Even darlings of Gotham law, like charming District Attorney Harvey Dent (later known as Two-Face), become villains under the watch of the GCPD. Harvey is definitely a character that should be explored either here or in the Batman trilogy as the most infamous personification of the failures of Gotham City.
It is still unclear whether Jeffrey Wright’s Commissioner Jim Gordon, who will appear in The Batman, will star in the spin-off show. However, his lead role as Bernard Lowe in HBO drama Westworld and significant TV background leads me to believe that he will appear in some capacity. The main focus in Gotham Central was always on an ensemble cast, not a particular individual, so making a long-form TV adaptation is all the more appropriate.

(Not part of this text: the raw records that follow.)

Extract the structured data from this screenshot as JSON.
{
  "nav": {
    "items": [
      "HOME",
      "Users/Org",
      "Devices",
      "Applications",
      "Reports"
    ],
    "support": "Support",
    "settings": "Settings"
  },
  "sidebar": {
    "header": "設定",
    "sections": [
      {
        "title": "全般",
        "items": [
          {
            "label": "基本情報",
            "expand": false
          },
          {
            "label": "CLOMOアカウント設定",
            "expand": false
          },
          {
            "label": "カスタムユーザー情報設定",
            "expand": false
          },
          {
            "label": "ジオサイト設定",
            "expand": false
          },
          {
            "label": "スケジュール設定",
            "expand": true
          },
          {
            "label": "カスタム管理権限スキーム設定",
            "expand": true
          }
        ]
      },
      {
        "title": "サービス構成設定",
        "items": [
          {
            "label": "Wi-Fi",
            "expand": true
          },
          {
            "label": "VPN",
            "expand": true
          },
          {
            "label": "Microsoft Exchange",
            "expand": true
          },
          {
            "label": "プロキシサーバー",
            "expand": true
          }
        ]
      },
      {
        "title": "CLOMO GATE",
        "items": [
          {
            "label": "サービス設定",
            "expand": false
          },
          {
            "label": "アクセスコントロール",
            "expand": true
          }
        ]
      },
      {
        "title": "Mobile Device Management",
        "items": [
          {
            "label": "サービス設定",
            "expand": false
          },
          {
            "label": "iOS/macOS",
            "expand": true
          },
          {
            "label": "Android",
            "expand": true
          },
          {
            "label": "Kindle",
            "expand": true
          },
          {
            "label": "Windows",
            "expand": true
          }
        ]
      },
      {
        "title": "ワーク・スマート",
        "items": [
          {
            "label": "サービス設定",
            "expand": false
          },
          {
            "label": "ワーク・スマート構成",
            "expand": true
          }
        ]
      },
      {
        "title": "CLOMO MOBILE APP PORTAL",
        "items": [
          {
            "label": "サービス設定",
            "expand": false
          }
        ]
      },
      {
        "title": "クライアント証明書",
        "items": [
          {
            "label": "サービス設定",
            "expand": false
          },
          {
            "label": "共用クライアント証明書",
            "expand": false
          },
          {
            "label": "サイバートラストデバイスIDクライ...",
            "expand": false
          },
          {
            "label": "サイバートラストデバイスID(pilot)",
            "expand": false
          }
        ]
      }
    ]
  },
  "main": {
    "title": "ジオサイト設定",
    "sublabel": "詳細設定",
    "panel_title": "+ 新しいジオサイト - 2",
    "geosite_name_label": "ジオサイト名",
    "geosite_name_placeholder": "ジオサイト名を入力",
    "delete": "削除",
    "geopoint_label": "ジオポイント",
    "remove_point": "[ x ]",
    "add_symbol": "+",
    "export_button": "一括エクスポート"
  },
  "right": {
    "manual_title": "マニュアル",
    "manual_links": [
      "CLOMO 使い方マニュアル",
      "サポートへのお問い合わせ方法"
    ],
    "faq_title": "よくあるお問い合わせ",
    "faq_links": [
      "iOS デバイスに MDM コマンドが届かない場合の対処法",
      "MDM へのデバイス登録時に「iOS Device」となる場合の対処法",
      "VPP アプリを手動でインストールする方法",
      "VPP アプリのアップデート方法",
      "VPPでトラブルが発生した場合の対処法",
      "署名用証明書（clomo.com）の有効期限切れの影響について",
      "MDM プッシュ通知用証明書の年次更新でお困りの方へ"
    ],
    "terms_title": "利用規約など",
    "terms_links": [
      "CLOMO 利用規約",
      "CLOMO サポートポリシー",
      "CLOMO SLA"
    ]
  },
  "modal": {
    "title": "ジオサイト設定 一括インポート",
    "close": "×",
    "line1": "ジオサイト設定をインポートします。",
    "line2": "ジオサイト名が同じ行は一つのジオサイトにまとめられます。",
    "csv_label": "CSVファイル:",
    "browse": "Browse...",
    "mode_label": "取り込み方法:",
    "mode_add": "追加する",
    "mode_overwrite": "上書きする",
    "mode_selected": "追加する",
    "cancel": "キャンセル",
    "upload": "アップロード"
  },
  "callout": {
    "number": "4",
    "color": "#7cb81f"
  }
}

Terence Winter as a lead writer on the show is a great sign. His past work on The Sopranos and similar gang-focused dramas did not encourage you to root for either the ‘good’ or ‘bad’ people because, at its heart, they were all truly as bad as each other. Where a Gotham City focused crime show will shine is in its depiction of a colourful cast of characters. We have never enjoyed seeing fictional criminals foil the police as much as we enjoy seeing the schemes of über-villains like Joker, Harley Quinn, or Poison Ivy. The adaptation of the famous cat-and-mouse games from Gotham Central writers Ed Brubaker and Greg Rucka, between the GCPD and Batman’s Rogues Gallery, will definitely be a major draw in for viewers.
Reeves and Winter must shine a bat-signal on the reason why a billionaire orphan would ever take matters into his own hands.
Nevertheless, HBO Max does not have to demonise OR champion its assumptive protagonists. For a new streaming show focused on a controversial subject like corrupt police to work successfully, Reeves and Winter must shine a bat-signal on the reason why a billionaire orphan would ever take matters into his own hands – every other alternative has failed.